When you’ve really enjoyed a book, it’s great to come back to the characters again and see what they or their children did next. However, a trilogy is difficult to write, because the author has to revisit the same set of ideas and get more stories out them. It’s hard work for the imagination, but it’s worth the effort. Here are a few that I’ve enjoyed hugely.
The Forsyte Saga (three novels plus two bonus “interludes”)By John Galsworthy
Mean Soames, sexy Irene, idealistic Philip, and unconventional Jolyon tangle in a steamy tale that is all the more fascinating because they belong to such a stiffly respectable Victorian family. Galsworthy mocks them all in a gentle Jane Austen way.

The Millennium TrilogyBy Stieg Larsson
Once you start you can’t stop reading, and the main reason is Lisbeth Salander, one of the great literary characters. She’s vengeful yet sympathetic, scary but sexy, and so logical that everyone thinks she’s crazy. I wish I had created her.

The Hitchhiker’s Guide to the GalaxyBy Douglas Adams
If my late friend Douglas reads this in heaven he will smile, because there are actually five books in what he used to call “the increasingly inaccurately named Hitchhiker Trilogy.” He was as hilarious in person as he was in his books, and I miss him.

Fear of Flying, How to Save Your Own Life, and Parachutes and KissesBy Erica Jong
There are other writers who are this wise, and others this funny, but none who are both. The smart, feisty, randy hero, Isadora Wing, taught us what women could be if they broke their bonds, and kept us smiling all the while at her wit and perception.

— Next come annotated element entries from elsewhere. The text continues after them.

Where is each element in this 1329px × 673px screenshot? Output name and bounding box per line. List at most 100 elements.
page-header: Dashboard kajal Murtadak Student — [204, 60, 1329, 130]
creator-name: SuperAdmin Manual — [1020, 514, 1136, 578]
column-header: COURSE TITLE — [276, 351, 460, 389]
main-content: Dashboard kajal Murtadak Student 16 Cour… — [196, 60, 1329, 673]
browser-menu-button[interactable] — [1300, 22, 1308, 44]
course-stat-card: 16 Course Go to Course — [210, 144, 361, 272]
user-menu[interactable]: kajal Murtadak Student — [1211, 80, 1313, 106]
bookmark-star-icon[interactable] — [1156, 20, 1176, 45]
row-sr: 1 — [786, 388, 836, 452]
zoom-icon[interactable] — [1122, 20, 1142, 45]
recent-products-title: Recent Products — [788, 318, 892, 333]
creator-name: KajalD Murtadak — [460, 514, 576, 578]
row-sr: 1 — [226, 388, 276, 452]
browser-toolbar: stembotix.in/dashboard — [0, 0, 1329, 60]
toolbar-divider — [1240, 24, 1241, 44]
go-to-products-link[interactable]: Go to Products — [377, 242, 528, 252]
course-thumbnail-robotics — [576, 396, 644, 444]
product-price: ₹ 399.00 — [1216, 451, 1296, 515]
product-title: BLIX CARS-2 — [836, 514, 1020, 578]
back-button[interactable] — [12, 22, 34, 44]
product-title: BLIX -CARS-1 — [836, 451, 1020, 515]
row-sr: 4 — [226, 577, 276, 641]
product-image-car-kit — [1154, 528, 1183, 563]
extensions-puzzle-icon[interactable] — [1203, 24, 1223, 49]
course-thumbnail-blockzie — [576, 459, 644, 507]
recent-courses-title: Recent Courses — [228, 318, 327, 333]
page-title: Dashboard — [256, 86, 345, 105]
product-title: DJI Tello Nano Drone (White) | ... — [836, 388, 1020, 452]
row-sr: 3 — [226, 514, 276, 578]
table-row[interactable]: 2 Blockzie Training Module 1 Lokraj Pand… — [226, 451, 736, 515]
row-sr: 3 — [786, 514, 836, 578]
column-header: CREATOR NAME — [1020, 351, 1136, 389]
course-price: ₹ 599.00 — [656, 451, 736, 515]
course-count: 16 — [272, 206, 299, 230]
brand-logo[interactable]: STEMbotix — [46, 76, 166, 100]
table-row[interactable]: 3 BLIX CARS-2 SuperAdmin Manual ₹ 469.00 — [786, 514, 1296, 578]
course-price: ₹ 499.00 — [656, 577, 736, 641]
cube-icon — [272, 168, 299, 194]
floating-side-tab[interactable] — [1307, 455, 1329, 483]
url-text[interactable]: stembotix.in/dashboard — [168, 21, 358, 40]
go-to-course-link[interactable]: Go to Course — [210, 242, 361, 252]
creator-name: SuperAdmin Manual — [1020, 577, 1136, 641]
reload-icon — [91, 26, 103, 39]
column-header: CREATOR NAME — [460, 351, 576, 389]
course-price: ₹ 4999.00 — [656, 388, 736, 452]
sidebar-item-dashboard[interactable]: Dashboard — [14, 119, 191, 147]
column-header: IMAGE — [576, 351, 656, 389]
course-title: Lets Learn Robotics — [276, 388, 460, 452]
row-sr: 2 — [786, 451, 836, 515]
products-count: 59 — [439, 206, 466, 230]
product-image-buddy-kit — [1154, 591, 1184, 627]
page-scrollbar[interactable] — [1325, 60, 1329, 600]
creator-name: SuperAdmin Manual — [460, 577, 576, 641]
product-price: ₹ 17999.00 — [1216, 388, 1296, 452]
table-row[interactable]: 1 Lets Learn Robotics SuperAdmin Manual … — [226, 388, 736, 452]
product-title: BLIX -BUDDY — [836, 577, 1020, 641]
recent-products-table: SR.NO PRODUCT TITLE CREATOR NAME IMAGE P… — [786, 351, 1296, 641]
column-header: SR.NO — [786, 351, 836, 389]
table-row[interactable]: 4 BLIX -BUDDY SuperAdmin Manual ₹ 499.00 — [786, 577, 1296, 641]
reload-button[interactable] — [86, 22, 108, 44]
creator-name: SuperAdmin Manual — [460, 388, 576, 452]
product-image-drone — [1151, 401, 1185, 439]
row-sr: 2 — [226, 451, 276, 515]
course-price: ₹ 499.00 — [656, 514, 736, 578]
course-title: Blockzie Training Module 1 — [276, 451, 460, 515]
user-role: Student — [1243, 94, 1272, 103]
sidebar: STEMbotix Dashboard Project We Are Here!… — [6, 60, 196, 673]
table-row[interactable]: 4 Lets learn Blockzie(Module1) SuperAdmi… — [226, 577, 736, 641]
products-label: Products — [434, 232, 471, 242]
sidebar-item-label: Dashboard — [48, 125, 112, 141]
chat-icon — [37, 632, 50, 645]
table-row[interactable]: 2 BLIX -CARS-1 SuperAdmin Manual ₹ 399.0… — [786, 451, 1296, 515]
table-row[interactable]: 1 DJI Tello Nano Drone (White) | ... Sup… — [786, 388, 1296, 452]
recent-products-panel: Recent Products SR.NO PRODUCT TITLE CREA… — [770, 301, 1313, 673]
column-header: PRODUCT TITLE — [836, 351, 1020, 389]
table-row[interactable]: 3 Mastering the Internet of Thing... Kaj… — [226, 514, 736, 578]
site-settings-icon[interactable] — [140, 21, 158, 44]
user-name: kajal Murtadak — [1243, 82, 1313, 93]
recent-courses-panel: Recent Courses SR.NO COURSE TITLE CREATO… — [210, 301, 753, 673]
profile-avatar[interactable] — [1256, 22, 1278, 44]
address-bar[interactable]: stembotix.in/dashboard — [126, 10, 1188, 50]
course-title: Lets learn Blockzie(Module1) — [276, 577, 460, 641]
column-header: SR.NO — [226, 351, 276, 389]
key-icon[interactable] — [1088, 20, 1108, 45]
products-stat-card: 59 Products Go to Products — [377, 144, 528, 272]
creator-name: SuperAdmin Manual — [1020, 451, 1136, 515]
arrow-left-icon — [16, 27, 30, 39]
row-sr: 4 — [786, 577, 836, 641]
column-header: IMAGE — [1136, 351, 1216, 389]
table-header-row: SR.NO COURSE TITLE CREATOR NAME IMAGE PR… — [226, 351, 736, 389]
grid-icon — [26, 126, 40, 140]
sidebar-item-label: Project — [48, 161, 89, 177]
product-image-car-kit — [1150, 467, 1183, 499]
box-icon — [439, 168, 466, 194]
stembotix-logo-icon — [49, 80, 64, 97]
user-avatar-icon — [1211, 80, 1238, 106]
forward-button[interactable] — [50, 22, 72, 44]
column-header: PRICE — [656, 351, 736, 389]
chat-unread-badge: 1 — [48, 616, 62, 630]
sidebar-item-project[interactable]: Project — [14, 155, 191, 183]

The Foundation TrilogyBy Isaac Asimov
“Future history” is now a genre of its own, and Isaac Asimov invented it. I met him in 1979, soon after my first bestseller, Eye of the Needle, was published. Breathlessly, I told him that I had reread his Foundation books several times. He thanked me as graciously as if it was the first time he had heard a fan say that. It was probably the millionth.